Simply point your web browser to the main address -- http://www.catalog.update.microsoft.com/Home.aspx -- and the site should open just fine.
No more using Internet Explorer to download patches from the Update Catalog, or using the RSS feed workaround to download them using other browsers.
I have tested the site with Chrome, Firefox, Opera and Vivaldi, and it worked fine in all of them. Surprisingly though, it does not work in Microsoft Edge yet because there is still a script running on the page that checks for Edge and intercepts the connection.
Source: http://www.ghacks.net/2016/10/15/microsoft-update-catalog-works-with-any-browser-now/
(Score: 1, Insightful) by Anonymous Coward on Wednesday October 19 2016, @01:22PM
You missed the "modern" qualifier. I have to wonder about people who still use that term in a positive light though. To me it means constant uneeded updates, menus moving around, websites not loading because they use new feature X, ads being inserted, and various telemetry sneaking in.
(Score: 2) by bzipitidoo on Wednesday October 19 2016, @04:52PM
I prefer HTML5 with native video element, canvas, and SVG. Evidently you prefer Flash?
I definitely prefer JavaScript 1.8.5 to earlier versions. That update added significant missing capability, specifically Object.keys and related functions. Should've been in the language much earlier.
UTF-8 is clearly superior to ASCII unless you're using a very old or embedded computer that hasn't the memory capacity for it.
The interfaces changes are improvements. Yes, I said it. Changing the bottom bar in Firefox to a popup for showing where a link leads was huge improvement. Before that, I was using an addon to make that bar autohide, which was vastly inferior as it forced Firefox to redraw the page each time the bar changed state. Options to turn off the menu bar and bookmarks bar were most welcome, and something I used to need addons to do. I don't like wasting real estate on window decorations and the like. One addon I added was Hide Tab Bar with One Tab. Still hunting for a window manager I like better, hate having a whole line's worth of screen space wasted for a titlebar. Yeah, sure Openbox has "undecorate", but I also like being able to drag windows around by the titlebar. Much better if the titlebar could be transparent or some such.
Granted, there are bad features such as ActiveX. Adding DRM to HTML would be a negative. Hope it never happens.

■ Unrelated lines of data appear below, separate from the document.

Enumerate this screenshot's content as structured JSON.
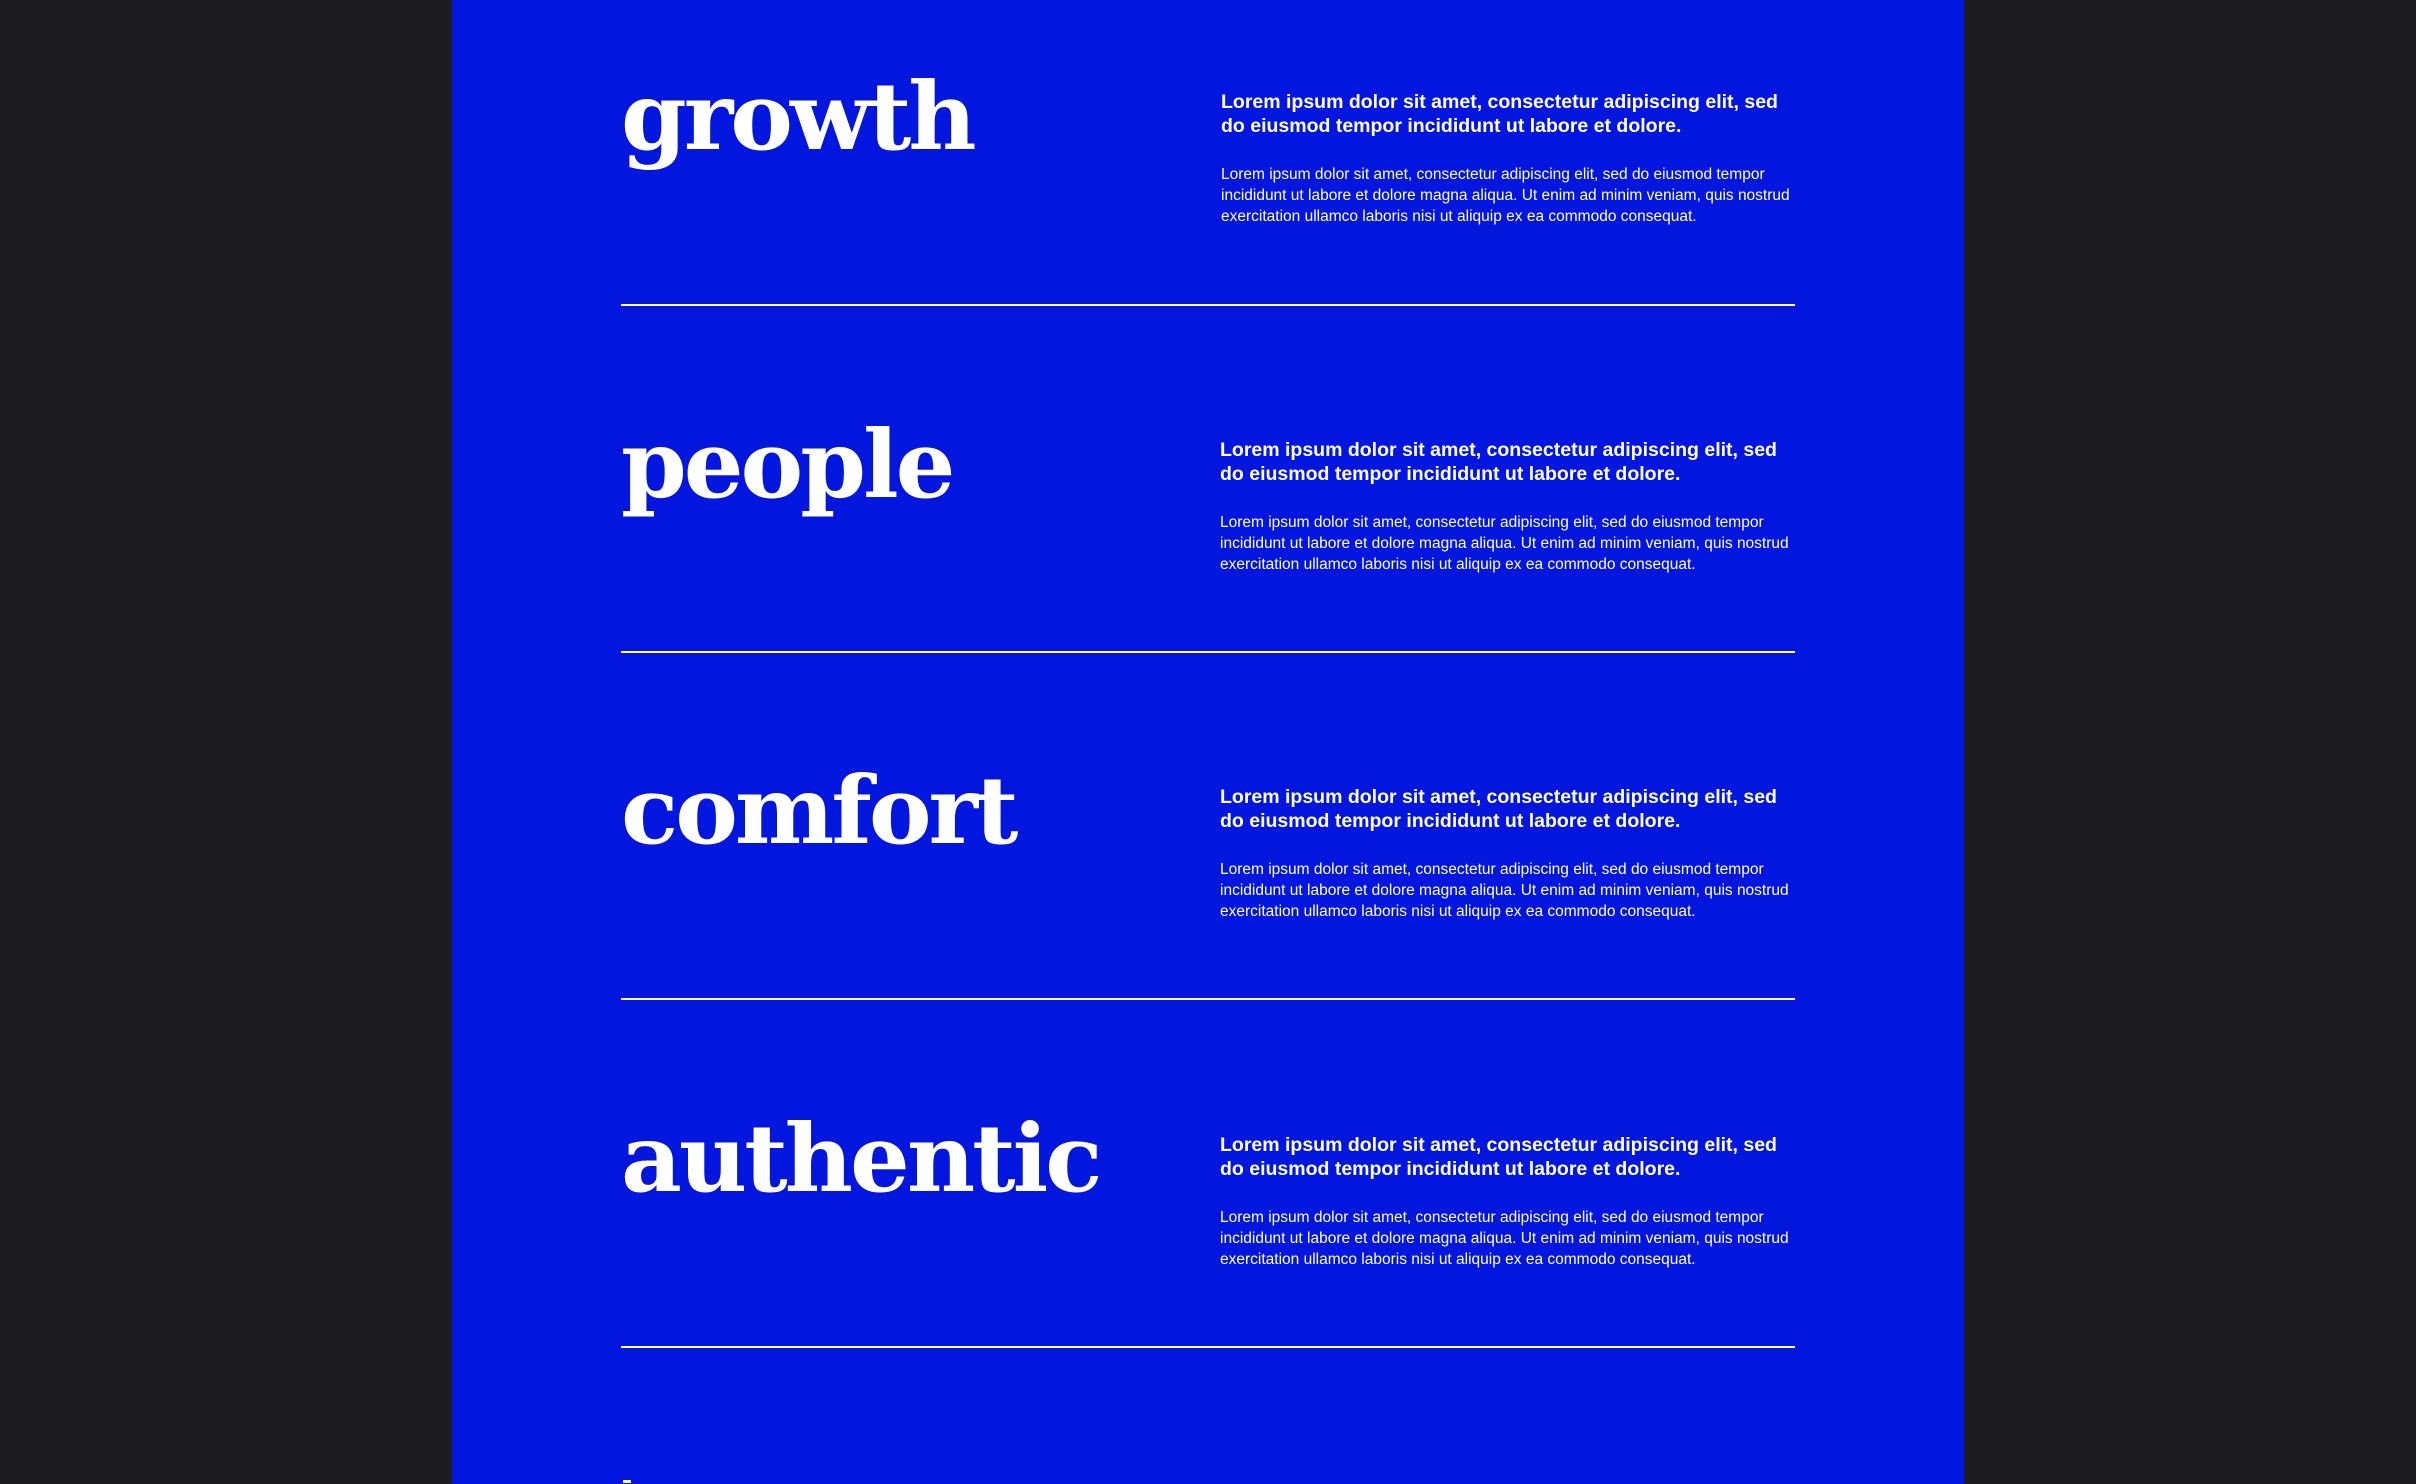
{
  "colors": {
    "background": "#1b1c21",
    "panel": "#0316de",
    "text": "#ffffff"
  },
  "sections": [
    {
      "word": "growth",
      "lead": "Lorem ipsum dolor sit amet, consectetur adipiscing elit, sed do eiusmod tempor incididunt ut labore et dolore.",
      "body": "Lorem ipsum dolor sit amet, consectetur adipiscing elit, sed do eiusmod tempor incididunt ut labore et dolore magna aliqua. Ut enim ad minim veniam, quis nostrud exercitation ullamco laboris nisi ut aliquip ex ea commodo consequat."
    },
    {
      "word": "people",
      "lead": "Lorem ipsum dolor sit amet, consectetur adipiscing elit, sed do eiusmod tempor incididunt ut labore et dolore.",
      "body": "Lorem ipsum dolor sit amet, consectetur adipiscing elit, sed do eiusmod tempor incididunt ut labore et dolore magna aliqua. Ut enim ad minim veniam, quis nostrud exercitation ullamco laboris nisi ut aliquip ex ea commodo consequat."
    },
    {
      "word": "comfort",
      "lead": "Lorem ipsum dolor sit amet, consectetur adipiscing elit, sed do eiusmod tempor incididunt ut labore et dolore.",
      "body": "Lorem ipsum dolor sit amet, consectetur adipiscing elit, sed do eiusmod tempor incididunt ut labore et dolore magna aliqua. Ut enim ad minim veniam, quis nostrud exercitation ullamco laboris nisi ut aliquip ex ea commodo consequat."
    },
    {
      "word": "authentic",
      "lead": "Lorem ipsum dolor sit amet, consectetur adipiscing elit, sed do eiusmod tempor incididunt ut labore et dolore.",
      "body": "Lorem ipsum dolor sit amet, consectetur adipiscing elit, sed do eiusmod tempor incididunt ut labore et dolore magna aliqua. Ut enim ad minim veniam, quis nostrud exercitation ullamco laboris nisi ut aliquip ex ea commodo consequat."
    }
  ]
}
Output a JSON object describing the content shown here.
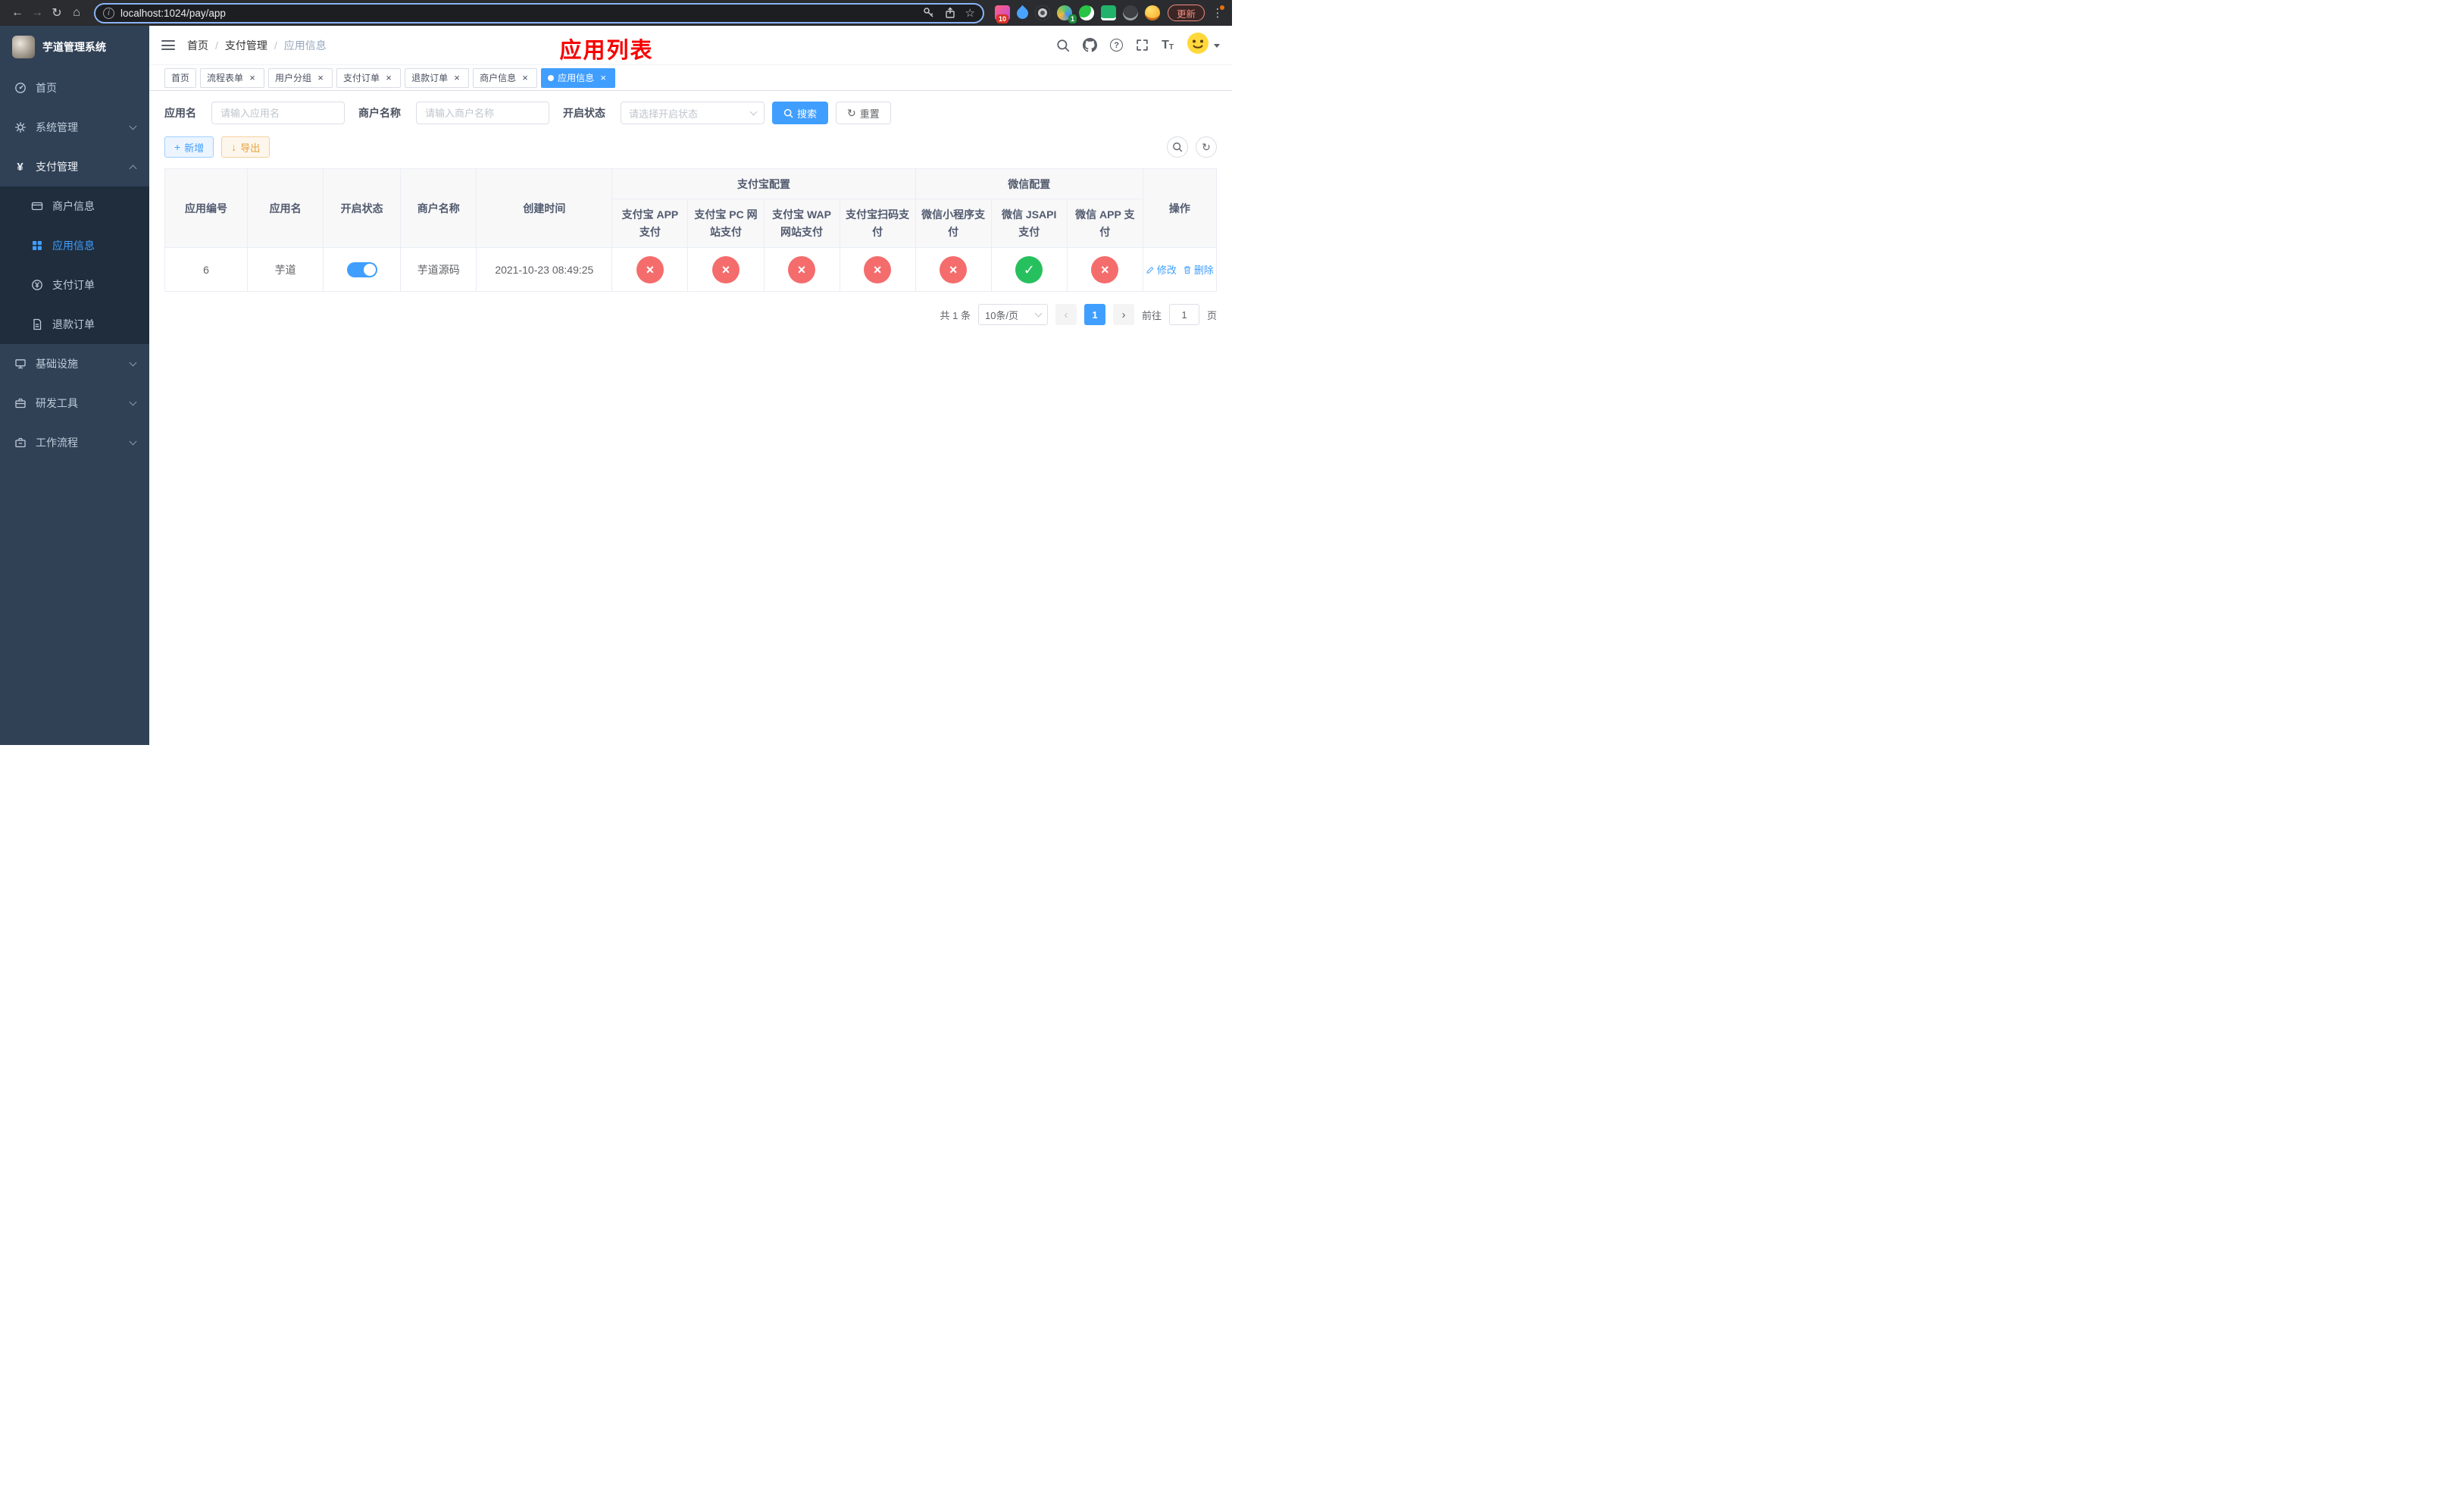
{
  "browser": {
    "url": "localhost:1024/pay/app",
    "update_label": "更新",
    "extension_badge_red": "10",
    "extension_badge_green": "1"
  },
  "icons": {
    "back": "←",
    "forward": "→",
    "reload": "↻",
    "home": "⌂",
    "info": "i",
    "star": "☆",
    "kebab": "⋮",
    "help": "?",
    "font_large": "T",
    "font_small": "T",
    "yen": "¥",
    "plus": "+",
    "download": "↓",
    "refresh": "↻",
    "prev": "‹",
    "next": "›",
    "check": "✓",
    "cross": "×"
  },
  "sidebar": {
    "title": "芋道管理系统",
    "items": [
      {
        "label": "首页"
      },
      {
        "label": "系统管理"
      },
      {
        "label": "支付管理",
        "children": [
          {
            "label": "商户信息"
          },
          {
            "label": "应用信息"
          },
          {
            "label": "支付订单"
          },
          {
            "label": "退款订单"
          }
        ]
      },
      {
        "label": "基础设施"
      },
      {
        "label": "研发工具"
      },
      {
        "label": "工作流程"
      }
    ]
  },
  "header": {
    "breadcrumb": [
      "首页",
      "支付管理",
      "应用信息"
    ],
    "title": "应用列表"
  },
  "tabs": [
    {
      "label": "首页"
    },
    {
      "label": "流程表单"
    },
    {
      "label": "用户分组"
    },
    {
      "label": "支付订单"
    },
    {
      "label": "退款订单"
    },
    {
      "label": "商户信息"
    },
    {
      "label": "应用信息"
    }
  ],
  "filters": {
    "app_name": {
      "label": "应用名",
      "placeholder": "请输入应用名"
    },
    "merchant_name": {
      "label": "商户名称",
      "placeholder": "请输入商户名称"
    },
    "status": {
      "label": "开启状态",
      "placeholder": "请选择开启状态"
    },
    "search": "搜索",
    "reset": "重置"
  },
  "toolbar": {
    "add": "新增",
    "export": "导出"
  },
  "table": {
    "columns": [
      "应用编号",
      "应用名",
      "开启状态",
      "商户名称",
      "创建时间"
    ],
    "group_alipay": {
      "label": "支付宝配置",
      "children": [
        "支付宝 APP 支付",
        "支付宝 PC 网站支付",
        "支付宝 WAP 网站支付",
        "支付宝扫码支付"
      ]
    },
    "group_wechat": {
      "label": "微信配置",
      "children": [
        "微信小程序支付",
        "微信 JSAPI 支付",
        "微信 APP 支付"
      ]
    },
    "actions_column": "操作",
    "rows": [
      {
        "id": "6",
        "name": "芋道",
        "enabled": true,
        "merchant": "芋道源码",
        "created_at": "2021-10-23 08:49:25",
        "statuses": [
          "off",
          "off",
          "off",
          "off",
          "off",
          "on",
          "off"
        ],
        "edit": "修改",
        "delete": "删除"
      }
    ]
  },
  "pagination": {
    "total": "共 1 条",
    "page_size": "10条/页",
    "current": "1",
    "goto_label": "前往",
    "goto_value": "1",
    "unit": "页"
  }
}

(Score: 2) by maxwell demon on Thursday October 20 2016, @06:20AM
What? Firefox had the option to hide the tab bar when only a single tab is open since it had tabs. I know for sure since I always had that option set before I got a 16:9 screen and tree style tabs.
Otherwise I wouldn't mind if removing the status bar had been an option. It sucks to have to install an extension for it (and then, other extensions no longer make good use of it, and stuff their icons all in the URL bar where they take space away from the URL bar items (and actually use more space, as icons in that bar are much larger).
The Tao of math: The numbers you can count are not the real numbers.
(Score: 2) by bzipitidoo on Thursday October 20 2016, @01:06PM
Not any more. https://support.mozilla.org/en-US/kb/how-hide-tab-strip-when-you-only-have-one-tab [mozilla.org]
> stuff their icons all in the URL bar
Can right click those icons and "move to menu". Be nicer if the menu was the default location, but this is tolerable.
(Score: 2) by maxwell demon on Thursday October 20 2016, @05:42PM
Ouch. Yet another interface devolvement.
Ah, nice, didn't know that. Thank you.
The Tao of math: The numbers you can count are not the real numbers.